Rozdział czwarty Wspomnienia

86 6 1
                                    

Czasem życie kończy się szybciej niż nam się wydaje, utrata jednej osoby za drugą i nie tylko śmierć nas dzieli. Głupie słowa, myśli ,czyny. Kto pokazuje jak bardzo kocha? Życie kończy się w tedy ,kiedy nie masz dla kogo żyć, kiedy nie jesteś już nikomu potrzebny.
Jak miałam pięć lat stukłam babci przez przypadek dwa porcelanowe talerze. Pamietam,że miały na brzegach ręcznie malowane, filetowe kwiatuszki. Babcia dostała całą zastawę w prezeńcie ślubnym.
Klęczałam na podłodze i starałam się je jakoś poskładać. Łzy cały czas płynęły po moich pulchnych policzkach i rozmazywały mi wzrok.
- Skarbie co się stało? - Zapytał tata spokojnie,a ja się przestraszyłam, bo nie wiedziałam,że za mną jest i rozcięłam sobie przez przypadek rękę odłamkiem szkła. Zaczęłam szlochać głośno z bólu.
Dziś nie sądzę by to było takie złe. Przecież ciągle to robię,tylko nie szkłem, a żyletką.
Za chwilę przybiegła babcia i dziadek by zobaczyć co się stało. Byłam już w ramionach tatusia,który niusł mnie do łazienki. Miałam tego dnia zszywaną rękę. Po wszystkim dostałam naklejkę dzielnego pacjęta w kształcie jednorożca. Gdy wróciliśmy do domu tata zapytał:
- Dlaczego zaczęłaś zbierać szkło? Mogłaś przecież przyjść i powiedzieć co się stało.
Pokręciłam głową, przez co mój tata ściągną brwi. Przykucną przede mną.
- Nie nakrzyczał bym na ciebie. Przecież wiesz,a tak tylko zrobiłaś sobie krzywdę- mówił tak spokojnie. Miał bardzo ciepły i aksamitny głos.
- Nie, nie mogłam ci powiedzieć, bo babcia by się dowiedziała, a ona zawsze mówiła, żebym uważała na te talerze - odpowiedziałam piskiliwie.
Tata kazał mi iść spać,a sam pszedł do babci. Nie poszłam spać, tylko podsłuchiwałam ich przyciszoną rozmowę.
- Mamo dlaczego jej to mówiłaś to tylko dziecko, przez to bała się powiedzieć co się stało i się skaleczyła - słychać było,że tata nie jest już taki spokojny,jak przy rozmowie ze mną.

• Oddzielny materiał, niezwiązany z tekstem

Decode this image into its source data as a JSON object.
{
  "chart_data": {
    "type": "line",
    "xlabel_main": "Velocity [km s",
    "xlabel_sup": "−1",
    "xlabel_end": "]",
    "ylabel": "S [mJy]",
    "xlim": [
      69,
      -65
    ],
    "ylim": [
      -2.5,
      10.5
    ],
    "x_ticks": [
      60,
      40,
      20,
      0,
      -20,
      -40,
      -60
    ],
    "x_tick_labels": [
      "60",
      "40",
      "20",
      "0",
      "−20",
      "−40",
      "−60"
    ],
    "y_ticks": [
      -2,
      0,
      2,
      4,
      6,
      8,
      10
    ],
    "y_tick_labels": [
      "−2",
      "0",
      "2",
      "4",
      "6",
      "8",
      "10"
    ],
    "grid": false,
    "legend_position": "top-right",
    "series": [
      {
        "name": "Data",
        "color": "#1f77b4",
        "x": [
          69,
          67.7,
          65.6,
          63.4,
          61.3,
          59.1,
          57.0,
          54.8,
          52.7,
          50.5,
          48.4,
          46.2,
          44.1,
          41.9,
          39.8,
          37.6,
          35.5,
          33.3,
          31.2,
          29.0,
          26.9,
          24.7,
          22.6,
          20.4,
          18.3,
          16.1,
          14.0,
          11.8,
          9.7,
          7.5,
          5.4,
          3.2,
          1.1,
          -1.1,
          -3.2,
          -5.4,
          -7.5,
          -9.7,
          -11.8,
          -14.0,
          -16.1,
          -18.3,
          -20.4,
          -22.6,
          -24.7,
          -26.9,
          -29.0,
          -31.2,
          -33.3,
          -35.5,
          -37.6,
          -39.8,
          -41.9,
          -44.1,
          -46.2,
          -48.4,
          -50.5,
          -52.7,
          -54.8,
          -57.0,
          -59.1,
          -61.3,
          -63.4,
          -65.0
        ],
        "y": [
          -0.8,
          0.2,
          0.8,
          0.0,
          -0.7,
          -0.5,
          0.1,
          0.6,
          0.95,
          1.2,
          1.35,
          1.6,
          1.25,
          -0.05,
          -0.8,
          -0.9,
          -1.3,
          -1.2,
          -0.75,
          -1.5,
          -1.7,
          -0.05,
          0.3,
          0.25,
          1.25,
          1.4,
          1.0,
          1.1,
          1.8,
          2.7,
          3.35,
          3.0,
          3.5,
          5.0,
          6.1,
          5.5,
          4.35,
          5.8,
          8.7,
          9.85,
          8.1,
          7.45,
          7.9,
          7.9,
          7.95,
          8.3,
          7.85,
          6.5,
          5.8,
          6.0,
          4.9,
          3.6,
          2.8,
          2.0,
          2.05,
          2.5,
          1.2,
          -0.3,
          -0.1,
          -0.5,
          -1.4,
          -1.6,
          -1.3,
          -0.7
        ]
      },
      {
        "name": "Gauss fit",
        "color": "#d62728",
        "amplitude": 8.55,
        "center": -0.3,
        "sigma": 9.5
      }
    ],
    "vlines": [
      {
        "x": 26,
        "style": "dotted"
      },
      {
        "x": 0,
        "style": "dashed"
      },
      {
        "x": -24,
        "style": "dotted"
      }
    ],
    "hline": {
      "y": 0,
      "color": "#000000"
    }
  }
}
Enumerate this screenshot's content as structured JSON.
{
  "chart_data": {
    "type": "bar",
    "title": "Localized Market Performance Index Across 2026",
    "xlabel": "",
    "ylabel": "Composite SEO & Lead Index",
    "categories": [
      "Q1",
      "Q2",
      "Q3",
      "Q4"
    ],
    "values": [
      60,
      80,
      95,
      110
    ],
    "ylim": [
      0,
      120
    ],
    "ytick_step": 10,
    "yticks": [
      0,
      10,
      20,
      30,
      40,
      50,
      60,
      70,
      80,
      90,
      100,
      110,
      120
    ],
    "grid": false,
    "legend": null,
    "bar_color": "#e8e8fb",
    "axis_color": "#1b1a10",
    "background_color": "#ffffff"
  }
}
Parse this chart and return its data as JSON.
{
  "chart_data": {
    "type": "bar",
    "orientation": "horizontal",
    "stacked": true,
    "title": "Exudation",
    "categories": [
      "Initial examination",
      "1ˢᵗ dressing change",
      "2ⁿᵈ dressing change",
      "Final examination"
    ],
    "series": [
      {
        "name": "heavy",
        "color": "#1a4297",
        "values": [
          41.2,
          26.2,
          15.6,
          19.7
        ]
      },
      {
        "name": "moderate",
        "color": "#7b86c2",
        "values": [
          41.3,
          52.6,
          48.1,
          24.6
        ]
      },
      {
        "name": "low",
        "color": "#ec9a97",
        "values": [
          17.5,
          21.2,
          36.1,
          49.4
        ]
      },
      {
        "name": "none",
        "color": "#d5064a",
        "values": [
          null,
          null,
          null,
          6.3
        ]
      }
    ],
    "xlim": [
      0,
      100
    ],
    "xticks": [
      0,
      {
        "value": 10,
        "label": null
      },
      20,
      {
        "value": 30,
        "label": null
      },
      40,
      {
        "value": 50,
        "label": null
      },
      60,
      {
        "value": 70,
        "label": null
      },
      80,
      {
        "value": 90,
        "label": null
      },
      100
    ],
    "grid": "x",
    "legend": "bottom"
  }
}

- Nie wiedziałam,że ona tak zareaguje, prosiłam ją tylko ,żeby uważała.
- To tylko szkło pamiętaj o tym. Zawsze można kupić nowe. To nic innego jak puste skorupy. - To zdanie pamiętam dokładni, słowo w słowo do dzisiaj.
Jakieś pół roku później tata zmarł. Czasem śni mi się jego pogrzeb. Obraz jest zawsze rozmyty przez moje łzy, a dźwieki zagłuszone moim szlochem. Staciłam w tedy mojego tatusia. Tak bardzo go kochałam. Boję się czasem,że zapomnę jego twarzy. Potrafię się wpatrywać godzinami w jego zdjęcię i na nowo zapamietywać jego oblicze. Wyobrażam też sobie w takich chwilach jak by to było ,gdyby żył i był ze mną. Za szybko Bóg mi go zabrał, nie miał prawa mi tego zrobić.
Słowa taty o pustych skorupach wbiły mi się głęboko w pamięć. Teraz mają dla mnie podwójne znaczenie. Ja jestem taką pustą skorupą z wierzchu cudowną i kolorową, ale gdy popatrzysz do środka jestem pusta. Nie ma we mnie nic. Żadnych uczuć.
Wpadam na kogoś i to przerywa moje myśli.
- Och... Ja - jąkam się. - Przepraszm bardzo, nie zauważyłam cię - mówię ze wzrokiem wbitym cały czas w ziemię.
- Nic się nie stał.
O matko ten głos. To wlaśnie on,a miałam go unikać.